Ay Tutulması- Taşkın
Bir zamanlar bu kapıdan çıkıp gitmek, bilinmezliğe gitmekti. Bir zamanlar bu durakta inmek, başkalarının itmesiyle olacaktı. O zamanlarda düşündüğün şey ‘hata yapıp, yapmamaktı.’ Hatalarınla yüzleşmekten korktuğun gibi, yeni hatalar yapmaktan korkuyordun. Bu yüzden duruyordun. Olmamış her kötü anı kafanda canlandırıp, ‘ya olursa’ işkencesi ile kendini hırpaladığın, kendine o hissi yaşattığın bu süreç, sona eriyor. Yaşatıyordun. Ya öyle olursa? Ya istediğim gibi olmazsa? Ya mahvolursam, yalnız kalırsam? Herkes giderse? Hepsini yaşadın. Şimdi o kadar izinli olacaksın ki her şeye, şaşıracaksın. Bu senin en büyük gücün olacak.

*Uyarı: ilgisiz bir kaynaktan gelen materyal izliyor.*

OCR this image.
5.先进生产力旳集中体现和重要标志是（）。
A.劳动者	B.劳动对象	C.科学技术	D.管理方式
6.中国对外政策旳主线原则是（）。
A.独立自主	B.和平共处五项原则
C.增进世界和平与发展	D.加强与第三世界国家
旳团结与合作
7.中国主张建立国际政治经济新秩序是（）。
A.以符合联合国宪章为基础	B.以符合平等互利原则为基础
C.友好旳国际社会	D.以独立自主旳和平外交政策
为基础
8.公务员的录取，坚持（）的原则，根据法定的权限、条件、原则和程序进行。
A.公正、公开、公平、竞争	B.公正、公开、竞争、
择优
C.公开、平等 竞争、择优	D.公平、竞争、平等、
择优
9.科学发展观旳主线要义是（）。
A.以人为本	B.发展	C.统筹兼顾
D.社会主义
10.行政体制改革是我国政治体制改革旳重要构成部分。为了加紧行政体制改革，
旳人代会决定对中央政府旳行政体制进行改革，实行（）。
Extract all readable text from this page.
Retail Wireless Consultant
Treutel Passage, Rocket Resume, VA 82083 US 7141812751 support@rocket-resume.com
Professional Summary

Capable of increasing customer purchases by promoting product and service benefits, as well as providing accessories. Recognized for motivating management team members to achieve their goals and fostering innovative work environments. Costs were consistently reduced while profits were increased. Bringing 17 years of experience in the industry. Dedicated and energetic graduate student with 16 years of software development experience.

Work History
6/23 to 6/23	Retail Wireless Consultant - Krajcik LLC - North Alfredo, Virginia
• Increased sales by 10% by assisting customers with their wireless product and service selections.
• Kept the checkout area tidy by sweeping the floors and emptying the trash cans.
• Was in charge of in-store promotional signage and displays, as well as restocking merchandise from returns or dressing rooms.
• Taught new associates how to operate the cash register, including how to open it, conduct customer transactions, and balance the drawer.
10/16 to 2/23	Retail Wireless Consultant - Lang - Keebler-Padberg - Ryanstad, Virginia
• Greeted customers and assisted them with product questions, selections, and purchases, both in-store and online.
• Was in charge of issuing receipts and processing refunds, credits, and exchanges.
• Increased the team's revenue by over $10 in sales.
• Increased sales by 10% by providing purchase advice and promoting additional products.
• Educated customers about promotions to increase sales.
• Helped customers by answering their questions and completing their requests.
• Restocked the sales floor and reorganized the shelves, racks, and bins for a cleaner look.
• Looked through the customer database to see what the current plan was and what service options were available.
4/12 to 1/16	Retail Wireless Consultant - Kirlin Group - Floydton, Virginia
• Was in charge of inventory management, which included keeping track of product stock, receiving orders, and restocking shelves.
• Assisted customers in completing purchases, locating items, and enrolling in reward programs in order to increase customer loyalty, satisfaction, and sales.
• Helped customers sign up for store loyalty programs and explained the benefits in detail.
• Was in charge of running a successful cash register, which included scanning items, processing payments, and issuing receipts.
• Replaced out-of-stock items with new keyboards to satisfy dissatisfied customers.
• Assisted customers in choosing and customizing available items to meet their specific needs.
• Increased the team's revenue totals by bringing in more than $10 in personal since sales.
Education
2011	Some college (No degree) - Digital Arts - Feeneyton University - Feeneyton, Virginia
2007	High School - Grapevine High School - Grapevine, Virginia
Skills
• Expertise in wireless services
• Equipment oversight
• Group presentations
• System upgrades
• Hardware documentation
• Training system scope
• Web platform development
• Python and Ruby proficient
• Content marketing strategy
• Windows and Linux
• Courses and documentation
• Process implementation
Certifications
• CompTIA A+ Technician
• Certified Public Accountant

Bu bir taşkın. Bırak, akıp, temizleyip götürsün her şeyi. Bu taşkında kaybolanlar olacak, taşmana izin vermeyenler ve kendini baskılaman gerektiğini söyleyenler olacak. ‘Hata’ diyecekler. Sonra savrulup gidecekler. Seni güçsüz görenler, güçsüz hissettirenler. Bu işkenceden kurtulduğun bir dönem başlıyor. Bu deprem, dün olmadı. Sarsıntılarla başladı, gittikçe şiddetlendi, sonuçta yıkmıyor diye düşündün. Bu taşkını yavaş yavaş yağan yağmurun keyfini sürerken fark etmedin.